El pan y sus oficios

Domingo XIX del Tiempo ordinario, Ciclo B

Autor: Padre Gustavo Vélez Vásquez (Calixto)

Sitio Web

 

 

“Dijo Jesús: Yo soy el pan de vida. Vuestros padres comieron en el desierto el maná y murieron. Este es el pan que baja del cielo, para que el hombre coma de él y no muera”. San Juan, cap. 6. 

Los recuerdos no afloran en estricta sucesión histórica. Menos aun en orden alfabético. Regresan de acuerdo con su peso afectivo, según la huella que nos grabaron en el alma. 

Comprendemos entonces el estilo de san Juan. Quiere recoger las experiencias que vivió cerca al Señor. Pero sus páginas le resultan con frecuencia deshilvanadas y confusas. Lo comprobamos en el capítulo VI de su Evangelio, cuyo tema central es la Eucaristía.

Vale comparar este texto con algún cuadro de Dalí. Aparecen aquí y allá diversos y coloridos elementos que a primera vista no logramos coordinar. Pero enseguida descubrimos cierta coherencia que agrada a los ojos y ofrece un mensaje. 

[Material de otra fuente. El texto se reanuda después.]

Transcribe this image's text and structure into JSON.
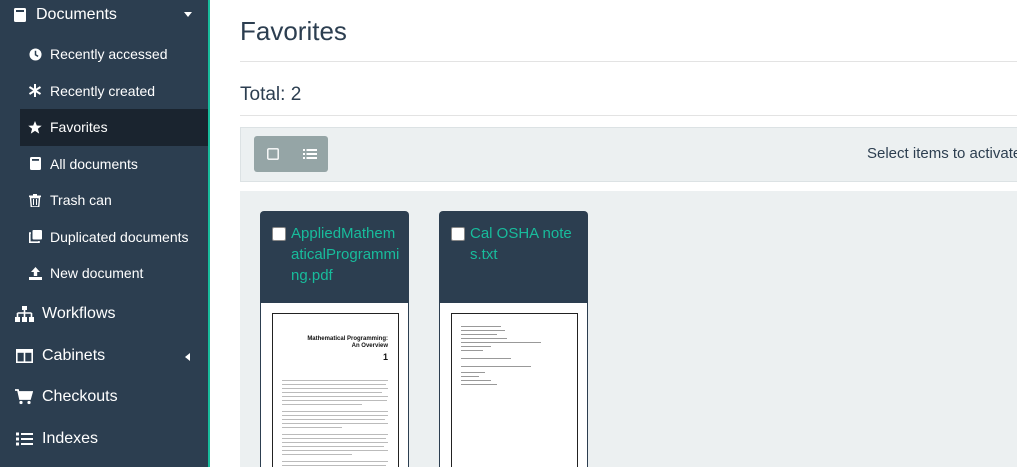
{
  "sidebar": {
    "documents_label": "Documents",
    "sub_items": [
      {
        "label": "Recently accessed",
        "icon": "clock-icon"
      },
      {
        "label": "Recently created",
        "icon": "asterisk-icon"
      },
      {
        "label": "Favorites",
        "icon": "star-icon",
        "active": true
      },
      {
        "label": "All documents",
        "icon": "book-icon"
      },
      {
        "label": "Trash can",
        "icon": "trash-icon"
      },
      {
        "label": "Duplicated documents",
        "icon": "clone-icon"
      },
      {
        "label": "New document",
        "icon": "upload-icon"
      }
    ],
    "main_items": [
      {
        "label": "Workflows",
        "icon": "sitemap-icon"
      },
      {
        "label": "Cabinets",
        "icon": "columns-icon"
      },
      {
        "label": "Checkouts",
        "icon": "cart-icon"
      },
      {
        "label": "Indexes",
        "icon": "list-icon"
      }
    ]
  },
  "main": {
    "title": "Favorites",
    "total": "Total: 2",
    "select_hint": "Select items to activate",
    "cards": [
      {
        "name": "AppliedMathematicalProgramming.pdf",
        "thumb_title": "Mathematical Programming:\nAn Overview",
        "thumb_number": "1"
      },
      {
        "name": "Cal OSHA notes.txt"
      }
    ]
  },
  "colors": {
    "sidebar_bg": "#2c3e50",
    "active_bg": "#1a242f",
    "accent": "#18bc9c",
    "toolbar_bg": "#ecf0f1",
    "button_bg": "#95a5a6"
  }
}
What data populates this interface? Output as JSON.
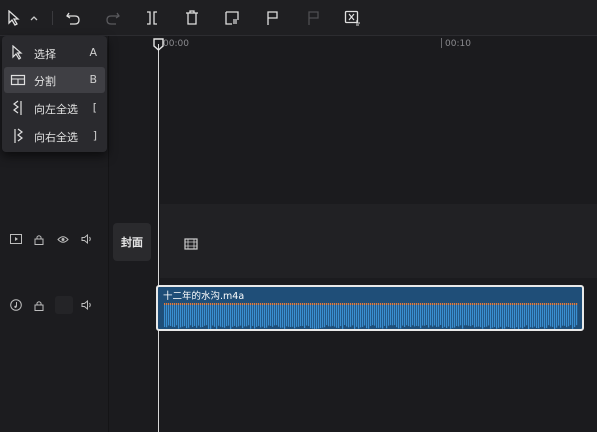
{
  "toolbar": {
    "icons": [
      "select-cursor-icon",
      "chevron-up-icon",
      "undo-icon",
      "redo-icon",
      "split-icon",
      "delete-icon",
      "freeze-frame-icon",
      "marker-icon",
      "marker-disabled-icon",
      "audio-extract-icon"
    ]
  },
  "tool_menu": {
    "items": [
      {
        "label": "选择",
        "key": "A",
        "icon": "cursor-icon",
        "active": false
      },
      {
        "label": "分割",
        "key": "B",
        "icon": "split-tool-icon",
        "active": true
      },
      {
        "label": "向左全选",
        "key": "[",
        "icon": "select-left-icon",
        "active": false
      },
      {
        "label": "向右全选",
        "key": "]",
        "icon": "select-right-icon",
        "active": false
      }
    ]
  },
  "ruler": {
    "ticks": [
      "00:00",
      "00:10"
    ]
  },
  "video_track": {
    "cover_label": "封面",
    "icons": [
      "video-track-icon",
      "lock-icon",
      "eye-icon",
      "volume-icon",
      "film-icon"
    ]
  },
  "audio_track": {
    "clip_name": "十二年的水沟.m4a",
    "icons": [
      "music-icon",
      "lock-icon",
      "volume-icon"
    ]
  },
  "colors": {
    "clip_fill": "#1f4e78",
    "waveform": "#3a8fd0",
    "waveform_top": "#e07b3c"
  }
}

Para explicar a sus discípulos el Pan de Vida, el Maestro avanza por etapas. De entrada hace memoria del Maná, ese alimento misterioso con el cual Yavéh socorrió al pueblo peregrino. Un recuerdo que, embellecido por la fe y la leyenda, permanecía vivo en la mente de cada judío. 

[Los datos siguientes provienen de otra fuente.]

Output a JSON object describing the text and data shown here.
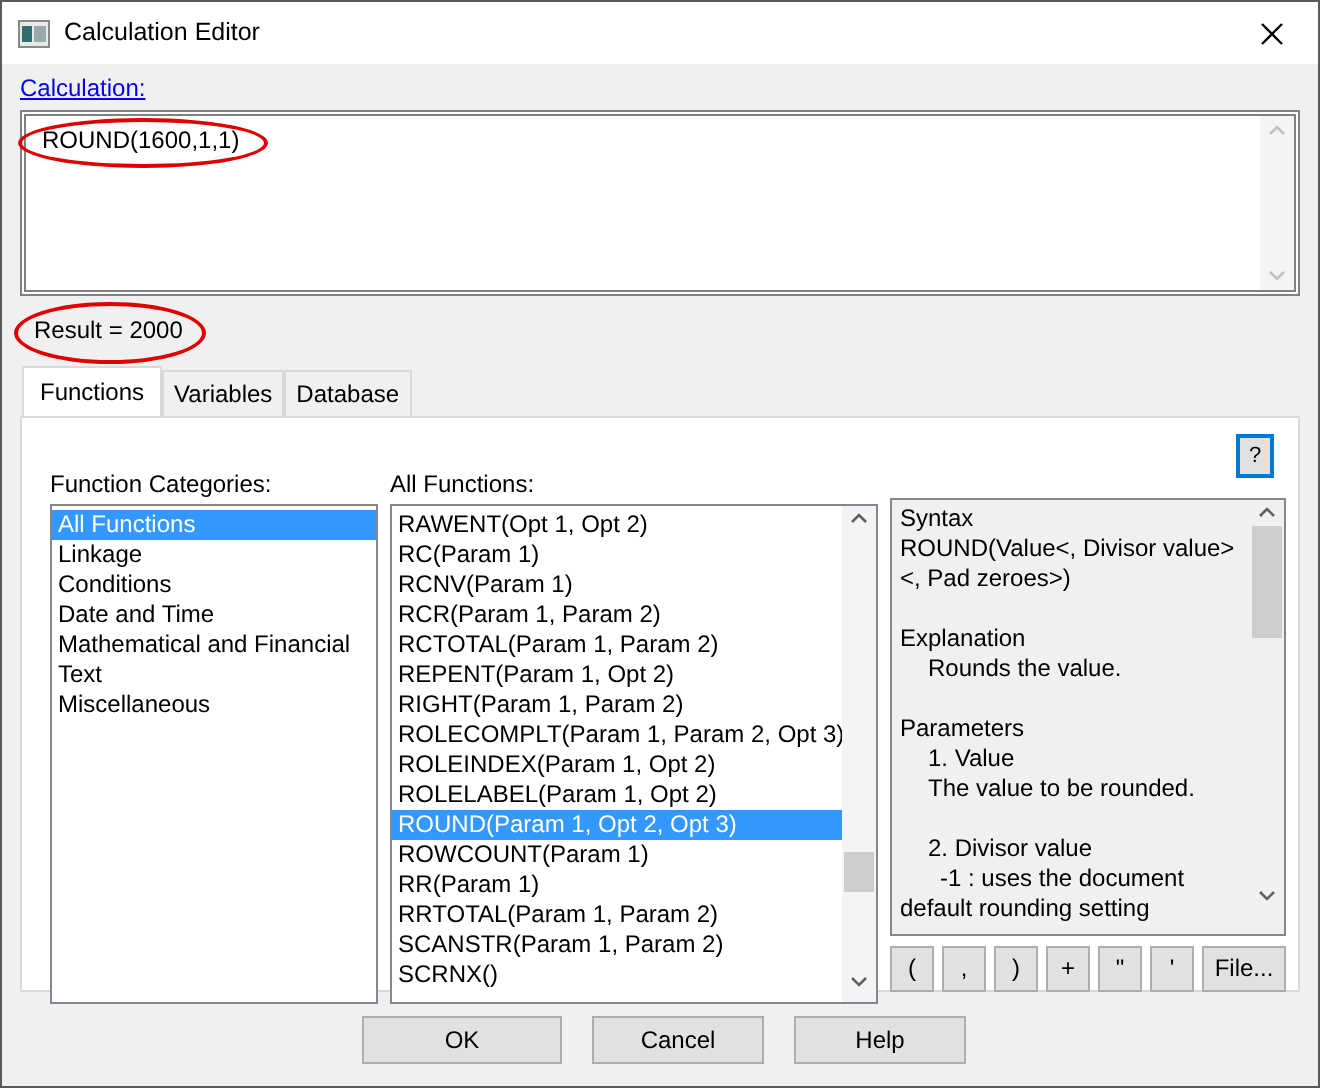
{
  "window": {
    "title": "Calculation Editor"
  },
  "calculation": {
    "label": "Calculation:",
    "value": "ROUND(1600,1,1)",
    "circled": true
  },
  "result": {
    "text": "Result = 2000",
    "circled": true
  },
  "tabs": [
    {
      "label": "Functions",
      "selected": true
    },
    {
      "label": "Variables",
      "selected": false
    },
    {
      "label": "Database",
      "selected": false
    }
  ],
  "help_button": "?",
  "categories": {
    "label": "Function Categories:",
    "items": [
      {
        "text": "All Functions",
        "selected": true
      },
      {
        "text": "Linkage",
        "selected": false
      },
      {
        "text": "Conditions",
        "selected": false
      },
      {
        "text": "Date and Time",
        "selected": false
      },
      {
        "text": "Mathematical and Financial",
        "selected": false
      },
      {
        "text": "Text",
        "selected": false
      },
      {
        "text": "Miscellaneous",
        "selected": false
      }
    ]
  },
  "functions": {
    "label": "All Functions:",
    "items": [
      {
        "text": "RAWENT(Opt 1, Opt 2)",
        "selected": false
      },
      {
        "text": "RC(Param 1)",
        "selected": false
      },
      {
        "text": "RCNV(Param 1)",
        "selected": false
      },
      {
        "text": "RCR(Param 1, Param 2)",
        "selected": false
      },
      {
        "text": "RCTOTAL(Param 1, Param 2)",
        "selected": false
      },
      {
        "text": "REPENT(Param 1, Opt 2)",
        "selected": false
      },
      {
        "text": "RIGHT(Param 1, Param 2)",
        "selected": false
      },
      {
        "text": "ROLECOMPLT(Param 1, Param 2, Opt 3)",
        "selected": false
      },
      {
        "text": "ROLEINDEX(Param 1, Opt 2)",
        "selected": false
      },
      {
        "text": "ROLELABEL(Param 1, Opt 2)",
        "selected": false
      },
      {
        "text": "ROUND(Param 1, Opt 2, Opt 3)",
        "selected": true
      },
      {
        "text": "ROWCOUNT(Param 1)",
        "selected": false
      },
      {
        "text": "RR(Param 1)",
        "selected": false
      },
      {
        "text": "RRTOTAL(Param 1, Param 2)",
        "selected": false
      },
      {
        "text": "SCANSTR(Param 1, Param 2)",
        "selected": false
      },
      {
        "text": "SCRNX()",
        "selected": false
      }
    ]
  },
  "description": [
    {
      "kind": "plain",
      "text": "Syntax"
    },
    {
      "kind": "plain",
      "text": "ROUND(Value<, Divisor value><, Pad zeroes>)"
    },
    {
      "kind": "gap"
    },
    {
      "kind": "plain",
      "text": "Explanation"
    },
    {
      "kind": "indent",
      "text": "Rounds the value."
    },
    {
      "kind": "gap"
    },
    {
      "kind": "plain",
      "text": "Parameters"
    },
    {
      "kind": "indent",
      "text": "1. Value"
    },
    {
      "kind": "indent",
      "text": "The value to be rounded."
    },
    {
      "kind": "gap"
    },
    {
      "kind": "indent",
      "text": "2. Divisor value"
    },
    {
      "kind": "hanging",
      "text": "-1 : uses the document default rounding setting"
    }
  ],
  "insert_buttons": [
    "(",
    ",",
    ")",
    "+",
    "\"",
    "'",
    "File..."
  ],
  "buttons": [
    "OK",
    "Cancel",
    "Help"
  ]
}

Unos días más tarde, Jesús alimenta con cinco panes y dos pescados a una multitud. Remedia el hambre de sus seguidores, pero a la vez les certifica su poder. 

Pasa entonces a explicar de qué pan se trata: “Yo soy el pan vivo”. También he bajado del cielo. Pero “vuestros padres comieron en el desierto el maná y murieron”. En cambio “el que come de este pan, no morirá para siempre”. 

El Maestro pudo además recordar un pasaje del libro de los Reyes, cuando Elías llegó a Berseba, la ciudad más sureña de Israel. De allí había salido Abraham a inmolar a su hijo, pero un mensajero del cielo lo detuvo. El profeta avanzó otra jornada y, agobiado por el cansancio se echó por tierra, deseando morir. Pero Dios le envió con un ángel, pan cocido en las brasas y una jarra de agua. Se levantó Elías, comió y bebió, y fortalecido caminó hasta Horeb. 

Este texto, que se leía ciertos sábados en la sinagoga, iluminaba también la enseñanza de Jesús: “Yo soy el pan de la vida”. Tal vez el Señor lo mencionó en su discurso, pero el evangelista no lo consigna.

Enseguida Jesús les dice abiertamente a los suyos: “Yo soy el pan de vida”. “El que coma de este pan vivirá para siempre”. “El pan que yo daré es mi carne para la vida del mundo”. 

Entendemos entonces la dificultad de aquel auditorio campesino, para captar este mensaje. Nosotros, por el contrario, ya conocemos los gestos y las palabras del Maestro durante su despedida: “Tomando el pan, le dijo: Esto es mi cuerpo”. Y hemos bebido además la tradición de veinte siglos sobre la Eucaristía. 

Antes de la Primera Comunión, la tía Mercedes le recalcaba con angustia a su sobrino, la diferencia “entre el alimento común y el cuerpo sacrosanto de Jesucristo”. En cambio David, el catequista de la parroquia, le insistía en la semejanza de esos dos manjares: Ambos quitan el hambre. Nutren y hacen crecer. Nos fortalecen ante las enfermedades. Significan amor y comunión. Son un regalo, que sabe a hogar y sabe a providencia.